MUNCIE, Ind. — At a Delaware County Commissioners meeting in the last week of June, the commissioners unanimously approved a bid to construct a 500-bed county jail. The new $45 million facility will repurpose the existing Wilson Middle School under a design and build contract awarded to BW Development. Of note is the fact that the entity was the sole respondent to the county’s request for proposal.
“We only had one responder,” observed county attorney John Brooke at a June 18 public meeting of the commissioners. “It was advertised in several different publications and put in at least two trade journals and only had one response, so the recommendation is that the RFP would be approved.”
The 200,000-square-foot Wilson Middle School was built in 1996 but closed in 2014 due to the district’s shrinking population. In 2015, the building was sold to local property management company ASONS, which kept the property for two years prior to putting it back on the market. The county commissioners agreed to purchase the property for the new jail project for $3 million.
The design of the new Delaware County jail leverages the copious space of the former school and will not only include room for courts, but will also provide space for a panoply of offices — prosecutor, probation, public defender, sheriff and probation among them. Moreover, by moving the courts and offices to the new site, monies spent on downtown rentals for the current offices will be spared.

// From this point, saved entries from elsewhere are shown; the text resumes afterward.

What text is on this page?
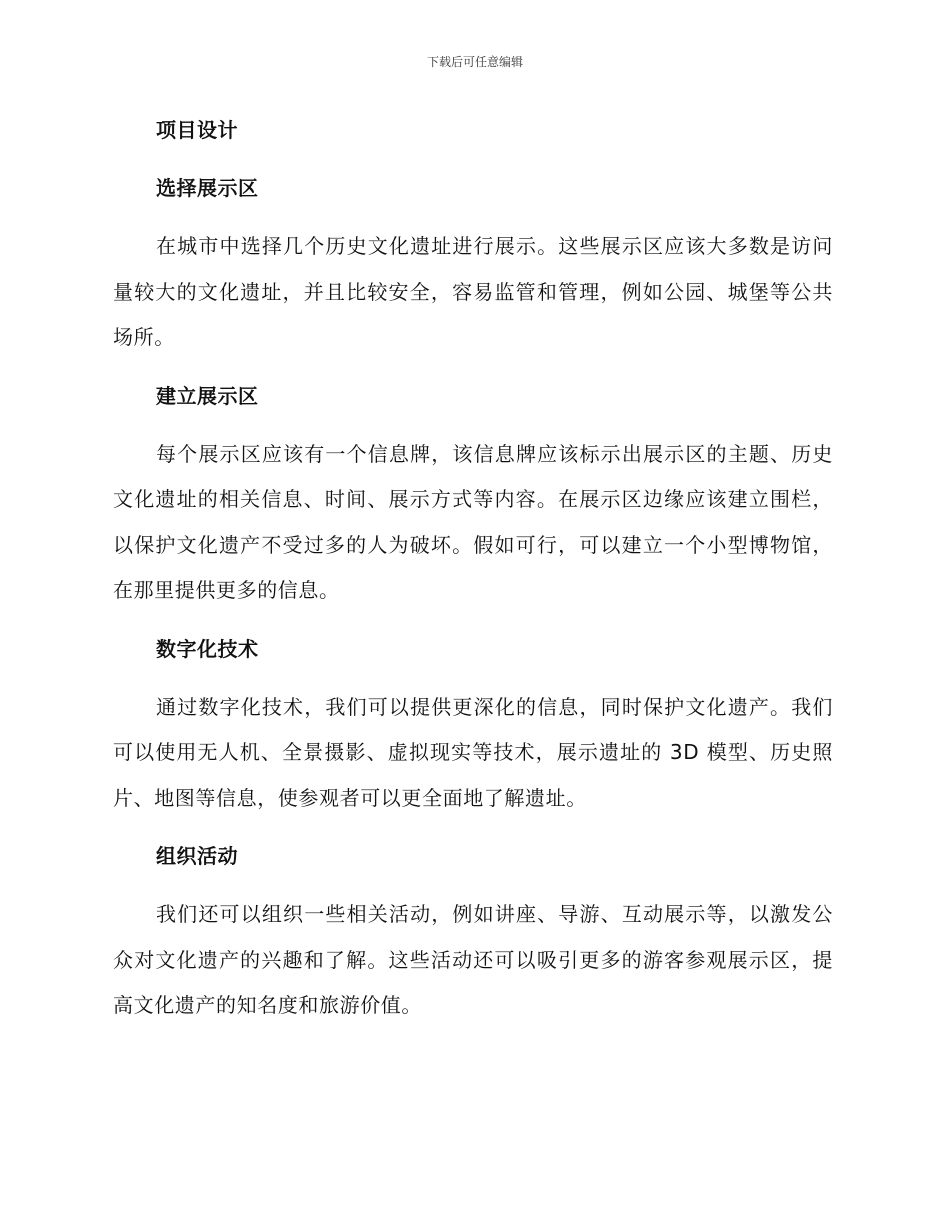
下载后可任意编辑
项目设计
选择展示区

在城市中选择几个历史文化遗址进行展示。这些展示区应该大多数是访问量较大的文化遗址，并且比较安全，容易监管和管理，例如公园、城堡等公共场所。

建立展示区

每个展示区应该有一个信息牌，该信息牌应该标示出展示区的主题、历史文化遗址的相关信息、时间、展示方式等内容。在展示区边缘应该建立围栏，以保护文化遗产不受过多的人为破坏。假如可行，可以建立一个小型博物馆，在那里提供更多的信息。

数字化技术

通过数字化技术，我们可以提供更深化的信息，同时保护文化遗产。我们可以使用无人机、全景摄影、虚拟现实等技术，展示遗址的 3D 模型、历史照片、地图等信息，使参观者可以更全面地了解遗址。

组织活动

我们还可以组织一些相关活动，例如讲座、导游、互动展示等，以激发公众对文化遗产的兴趣和了解。这些活动还可以吸引更多的游客参观展示区，提高文化遗产的知名度和旅游价值。
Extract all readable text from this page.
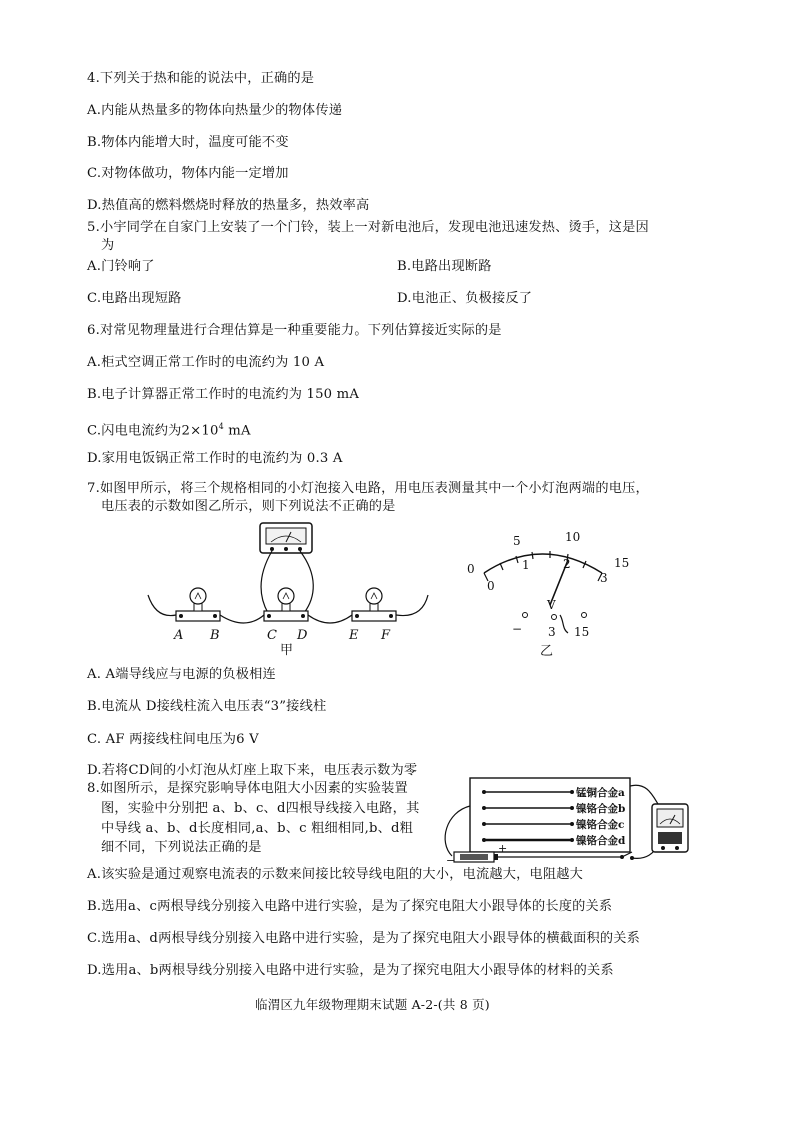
4.下列关于热和能的说法中，正确的是
A.内能从热量多的物体向热量少的物体传递
B.物体内能增大时，温度可能不变
C.对物体做功，物体内能一定增加
D.热值高的燃料燃烧时释放的热量多，热效率高
5.小宇同学在自家门上安装了一个门铃，装上一对新电池后，发现电池迅速发热、烫手，这是因
为
A.门铃响了	B.电路出现断路
C.电路出现短路	D.电池正、负极接反了
6.对常见物理量进行合理估算是一种重要能力。下列估算接近实际的是
A.柜式空调正常工作时的电流约为 10 A
B.电子计算器正常工作时的电流约为 150 mA
C.闪电电流约为$2\times 10^4$ mA
D.家用电饭锅正常工作时的电流约为 0.3 A
7.如图甲所示，将三个规格相同的小灯泡接入电路，用电压表测量其中一个小灯泡两端的电压，
电压表的示数如图乙所示，则下列说法不正确的是
A B	C D	E F
甲
0
5	10
15
0
1	2
3
V
− 3 15
乙
A. A端导线应与电源的负极相连
B.电流从 D接线柱流入电压表“3”接线柱
C. AF 两接线柱间电压为6 V
D.若将CD间的小灯泡从灯座上取下来，电压表示数为零
8.如图所示，是探究影响导体电阻大小因素的实验装置
图，实验中分别把 a、b、c、d四根导线接入电路，其
中导线 a、b、d长度相同,a、b、c 粗细相同,b、d粗
细不同，下列说法正确的是
锰铜合金a
镍铬合金b
镍铬合金c
镍铬合金d
−
+
A.该实验是通过观察电流表的示数来间接比较导线电阻的大小，电流越大，电阻越大
B.选用a、c两根导线分别接入电路中进行实验，是为了探究电阻大小跟导体的长度的关系
C.选用a、d两根导线分别接入电路中进行实验，是为了探究电阻大小跟导体的横截面积的关系
D.选用a、b两根导线分别接入电路中进行实验，是为了探究电阻大小跟导体的材料的关系
临渭区九年级物理期末试题 A-2-(共 8 页)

In the recent meeting, the commissioners explained that Indianapolis-based BW Development would both build and manage the project, which would preclude the possibility of change orders that would increase costs for the county. The $45 million price tag is down from a preliminary plan to spend up to $50 million, which was approved last January 2018. The project will likely be funded through revenues from a local public safety income tax, economic development income tax (EDIT) and tax increment financing (TIF) revenue. The conversion of the middle school into the jail is expected to take two years.